Having a child with a developmental disability usually results in an unexpected crash course in working with schools, doctors and the government to get the services the child needs, said Amy McKinley, coordinator of the program.

But the 15 participants who join the “Real People, Real Lives, Real Power” program will also learn political advocacy skills that could help them fight those battles more effectively, McKinley said, and help make changes for the larger community.

The 12-month leadership program, open to people with developmental disabilities and their families, is partially funded by a $13,500 grant to The Arc of Whatcom County from the state Developmental Disability Council.

In addition to the training, the program covers respite care during the sessions.

From nursing services to special education programs, much of what disabled people and their families rely on depends on state and federal policies, McKinley said, but those services typically fall far short of what the families really need.

The training is designed to make people feel more comfortable making those calls and writing those letters — and encouraging others to take action, too, she said.

McKinley learned about the state grant program as she was beginning to care for her 2-yearold son, Max, who was born with physical and developmental disabilities.

She learned plenty about shortfalls in the system, McKinley said, but she wanted to learn how to help change it.

“I didn’t want to become one of those frustrated parents who only complain about the system and doesn’t do anything about it,” she said.

McKinley worked in politics in West Virginia and Washington, D.C., for several years before she had Max, including time as a press secretary and with a communications firm, so she knows how the political system works.

But navigating the system for developmental disabilities is still overwhelming, she said, and many parents are intimidated by the political process.

“People are just so scared to talk to their representatives,” McKinley said. “No, they’re there for us.
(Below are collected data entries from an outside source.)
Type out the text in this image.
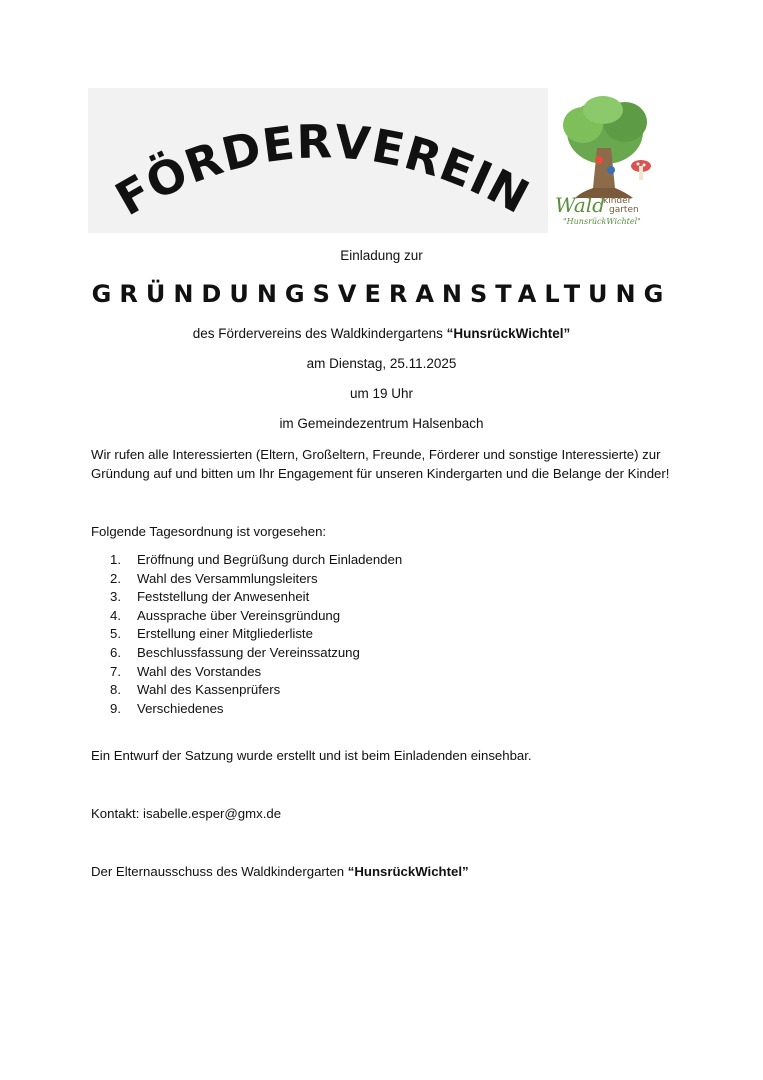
FÖRDERVEREIN Wald
kinder
garten
"HunsrückWichtel"
Einladung zur
GRÜNDUNGSVERANSTALTUNG
des Fördervereins des Waldkindergartens “HunsrückWichtel”
am Dienstag, 25.11.2025
um 19 Uhr
im Gemeindezentrum Halsenbach
Wir rufen alle Interessierten (Eltern, Großeltern, Freunde, Förderer und sonstige Interessierte) zur
Gründung auf und bitten um Ihr Engagement für unseren Kindergarten und die Belange der Kinder!
Folgende Tagesordnung ist vorgesehen:
1. Eröffnung und Begrüßung durch Einladenden
2. Wahl des Versammlungsleiters
3. Feststellung der Anwesenheit
4. Aussprache über Vereinsgründung
5. Erstellung einer Mitgliederliste
6. Beschlussfassung der Vereinssatzung
7. Wahl des Vorstandes
8. Wahl des Kassenprüfers
9. Verschiedenes
Ein Entwurf der Satzung wurde erstellt und ist beim Einladenden einsehbar.
Kontakt: isabelle.esper@gmx.de
Der Elternausschuss des Waldkindergarten “HunsrückWichtel”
They want to hear from us. They need to hear from us.”

In its seven meetings throughout the year, including a trip to Olympia, the group will learn about the history of the developmental disability movement, how to testify before governing bodies and how to promote awareness among friends and family.

They’ll also select and launch a community service project.

“This is a unique opportunity for parents and self-advocates to take their experiences and turn it into action,” McKinley said.